En fait, en y regardant de plus près, nous voyons que notre République pratique l’apartheid en désignant un groupe de sous-citoyens, foulant ainsi aux pieds sa devise.

La Liberté est bafouée : essayez, si vous êtes un Rom, d’installer votre caravane dans un camping, même sans étoile, ou de vous arrêter quelques minutes sur une place publique.

Bafouée l’Egalité : avec un carnet ou livret de circulation, vous devez pointer au commissariat ou à la gendarmerie, comme les personnes astreintes à résidence. Vous commencez à obtenir quelques droits si vous déclarez une commune de résidence, à condition de ne pas dépasser 3% de la population !

Quant à la Fraternité, il suffit d’observer les opérations de contrôle dans les campements de nomades : le côté «câlin» des C.R.S vous fait penser à la rafle du Vél’d’Hiv.

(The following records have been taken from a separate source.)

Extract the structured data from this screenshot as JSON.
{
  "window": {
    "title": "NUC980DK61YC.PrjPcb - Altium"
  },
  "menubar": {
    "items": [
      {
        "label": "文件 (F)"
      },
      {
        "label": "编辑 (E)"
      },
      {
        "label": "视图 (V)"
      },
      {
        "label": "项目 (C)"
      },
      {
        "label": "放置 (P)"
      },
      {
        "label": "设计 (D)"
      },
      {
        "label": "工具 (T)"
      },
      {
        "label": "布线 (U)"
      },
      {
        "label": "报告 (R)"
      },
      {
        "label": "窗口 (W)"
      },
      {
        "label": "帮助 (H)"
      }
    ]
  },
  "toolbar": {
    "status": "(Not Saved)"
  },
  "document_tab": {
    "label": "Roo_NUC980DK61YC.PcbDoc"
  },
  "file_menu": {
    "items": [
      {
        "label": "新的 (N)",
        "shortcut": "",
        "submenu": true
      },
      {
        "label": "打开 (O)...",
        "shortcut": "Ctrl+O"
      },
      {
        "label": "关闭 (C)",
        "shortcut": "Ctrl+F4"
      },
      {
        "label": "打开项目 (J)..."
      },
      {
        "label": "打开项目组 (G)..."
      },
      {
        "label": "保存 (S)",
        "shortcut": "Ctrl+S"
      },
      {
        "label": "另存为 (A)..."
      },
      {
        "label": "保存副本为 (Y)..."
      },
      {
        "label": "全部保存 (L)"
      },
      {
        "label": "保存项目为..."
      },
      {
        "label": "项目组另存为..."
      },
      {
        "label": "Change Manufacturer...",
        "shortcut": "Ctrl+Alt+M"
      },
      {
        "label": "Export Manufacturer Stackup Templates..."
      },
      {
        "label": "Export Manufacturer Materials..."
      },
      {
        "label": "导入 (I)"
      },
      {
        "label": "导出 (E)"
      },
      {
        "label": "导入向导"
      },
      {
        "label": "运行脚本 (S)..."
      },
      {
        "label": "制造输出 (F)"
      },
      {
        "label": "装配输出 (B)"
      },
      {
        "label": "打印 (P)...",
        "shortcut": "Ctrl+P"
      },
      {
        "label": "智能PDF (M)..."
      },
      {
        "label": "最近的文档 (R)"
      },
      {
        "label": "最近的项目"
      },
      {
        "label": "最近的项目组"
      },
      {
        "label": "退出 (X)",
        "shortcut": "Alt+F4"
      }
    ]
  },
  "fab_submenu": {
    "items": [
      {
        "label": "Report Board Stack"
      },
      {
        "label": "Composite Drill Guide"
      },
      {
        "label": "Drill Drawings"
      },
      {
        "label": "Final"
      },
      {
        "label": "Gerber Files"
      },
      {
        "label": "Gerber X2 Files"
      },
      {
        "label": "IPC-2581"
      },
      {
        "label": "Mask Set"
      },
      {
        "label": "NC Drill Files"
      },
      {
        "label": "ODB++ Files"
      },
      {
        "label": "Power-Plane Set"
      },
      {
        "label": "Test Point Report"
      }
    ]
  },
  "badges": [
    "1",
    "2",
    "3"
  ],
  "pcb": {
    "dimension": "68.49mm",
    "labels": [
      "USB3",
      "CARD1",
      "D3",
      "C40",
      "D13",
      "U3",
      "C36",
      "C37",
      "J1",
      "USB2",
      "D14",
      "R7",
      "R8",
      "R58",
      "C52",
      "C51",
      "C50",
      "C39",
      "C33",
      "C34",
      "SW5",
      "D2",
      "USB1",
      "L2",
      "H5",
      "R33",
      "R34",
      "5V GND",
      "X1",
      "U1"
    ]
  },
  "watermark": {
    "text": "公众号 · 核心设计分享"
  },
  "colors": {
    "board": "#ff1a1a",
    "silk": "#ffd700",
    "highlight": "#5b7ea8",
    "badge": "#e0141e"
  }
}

Finalement, les Roms ne sont «considérés» que comme prétextes de choix pour des maires ou politiciens, pas toujours de droite, pour justifier des décisions sécuritaires et flatter leur électorat.

Contraints souvent à stationner dans des zones insalubres, à la merci de sectes plus ou moins religieuses, leurs conditions de vie mènent à l’acculturation et à une sorte de lent génocide. Leur histoire rappelle celle d’autres diasporas célèbres comme celle des Juifs ou des Arméniens. Les bonnes consciences ne se réveillent-elles systématiquement qu’après coup, comme après la deuxième guerre mondiale ? Faudra-t-il l’ouverture de nouveaux Dachau ou Buchenvald pour qu’elles se manifestent ?

Il est vrai qu’avec l’augmentation continue de la densité de population en Europe de l’ouest , le nomadisme sera de plus en plus problématique : les zones rurales sans clôtures, sans propriétaires ou non protégées par des décrets ont diminué comme peau de chagrin pendant que les populations sédentaires sont de plus en plus méfiantes et hostiles.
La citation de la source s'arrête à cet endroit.